Salts

Type of physical science: Chemistry

Field of study: Chemical compounds

Ionic salts are polar-bonded combinations of charged atoms that are found extensively throughout nature, in living organisms, the oceans, the earth's crust, and interstellar space. Such salts often are the products of acid-base chemical reactions.

Overview

A salt is a substance that is produced from the ionic bonding between cations and anions. A cation is a positively charged atom or molecule; an anion is a negatively charged atom or molecule. There are hundreds of different combinations of cations and anions that produce salts. These substances are found throughout the world and prove to be very useful for many human activities and technologies. They are particulate and granular in structure. They interact with other substances in a variety of ways, depending upon their inherent physical and chemical properties.

On the atomic level, the behaviors of cations and anions in forming salts are readily evident from the distribution of cationic and anionic atoms across the periodic table of the elements. The periodic table, first developed by the Russian chemist Dmitri Ivanovich Mendeleev in 1870, is an arrangement of the known naturally occurring and artificially produced elements. The elements are divided into eighteen vertical columns, called groups, and seven horizontal rows, called periods. All elements within a group have extremely similar physical and chemical properties (for example, melting point, boiling point, density, and chemical reactivity). The horizontal periods represent increasing energy level arrangements of electrons per atom of higher elements. The entire periodic table also is arranged from left to right and from top to bottom in order of increasing elemental atomic numbers, or increasing size and number of electrons per atom.

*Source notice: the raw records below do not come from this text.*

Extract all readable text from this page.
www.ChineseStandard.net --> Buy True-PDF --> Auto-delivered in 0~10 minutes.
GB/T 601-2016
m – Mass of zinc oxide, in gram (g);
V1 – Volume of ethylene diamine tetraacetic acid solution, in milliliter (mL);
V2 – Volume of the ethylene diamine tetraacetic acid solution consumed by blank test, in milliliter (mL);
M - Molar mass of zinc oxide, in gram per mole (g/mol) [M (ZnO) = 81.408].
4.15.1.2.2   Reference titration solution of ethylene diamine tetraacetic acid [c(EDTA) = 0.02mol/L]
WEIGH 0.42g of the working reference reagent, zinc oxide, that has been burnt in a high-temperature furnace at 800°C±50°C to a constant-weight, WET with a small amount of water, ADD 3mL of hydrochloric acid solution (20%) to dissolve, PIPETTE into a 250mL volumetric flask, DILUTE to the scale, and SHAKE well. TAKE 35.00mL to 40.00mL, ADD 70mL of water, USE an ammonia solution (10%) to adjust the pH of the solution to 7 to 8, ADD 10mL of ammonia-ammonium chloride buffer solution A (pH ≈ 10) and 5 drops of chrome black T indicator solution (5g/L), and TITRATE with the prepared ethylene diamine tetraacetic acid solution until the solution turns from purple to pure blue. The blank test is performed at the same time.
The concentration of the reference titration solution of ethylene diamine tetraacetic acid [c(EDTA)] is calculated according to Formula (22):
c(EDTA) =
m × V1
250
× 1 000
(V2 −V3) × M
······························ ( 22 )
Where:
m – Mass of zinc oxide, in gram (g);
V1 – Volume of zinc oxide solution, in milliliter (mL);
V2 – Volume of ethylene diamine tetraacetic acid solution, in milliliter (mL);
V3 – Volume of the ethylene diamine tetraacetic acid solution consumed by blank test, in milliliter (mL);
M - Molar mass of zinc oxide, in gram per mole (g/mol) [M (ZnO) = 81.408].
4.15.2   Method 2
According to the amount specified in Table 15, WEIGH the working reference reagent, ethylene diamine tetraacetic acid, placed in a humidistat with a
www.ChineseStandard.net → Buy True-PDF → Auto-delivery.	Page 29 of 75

In terms of cations and anions, certain vertical groups on the periodic table fall within distinct classes. Atoms of elements within groups IA and IIA are distinctively cationic when they ionize. The atoms of the transition metals (periodic groups IB through VIIIB) also are distinctively cationic, although there is variance in the level of positive charge for atoms of each transition metal element. Atoms of elements within groups VIA and VIIA are distinctively anionic; they are also nonmetals. Atoms of groups IIIA through VA have a mixture of cationic and anionic properties. The group VIIIA elements are the inert, or noble, gases; these gaseous atoms do not ionize, and they rarely react with other substances, because of the great stability of their outermost electronic atomic energy levels.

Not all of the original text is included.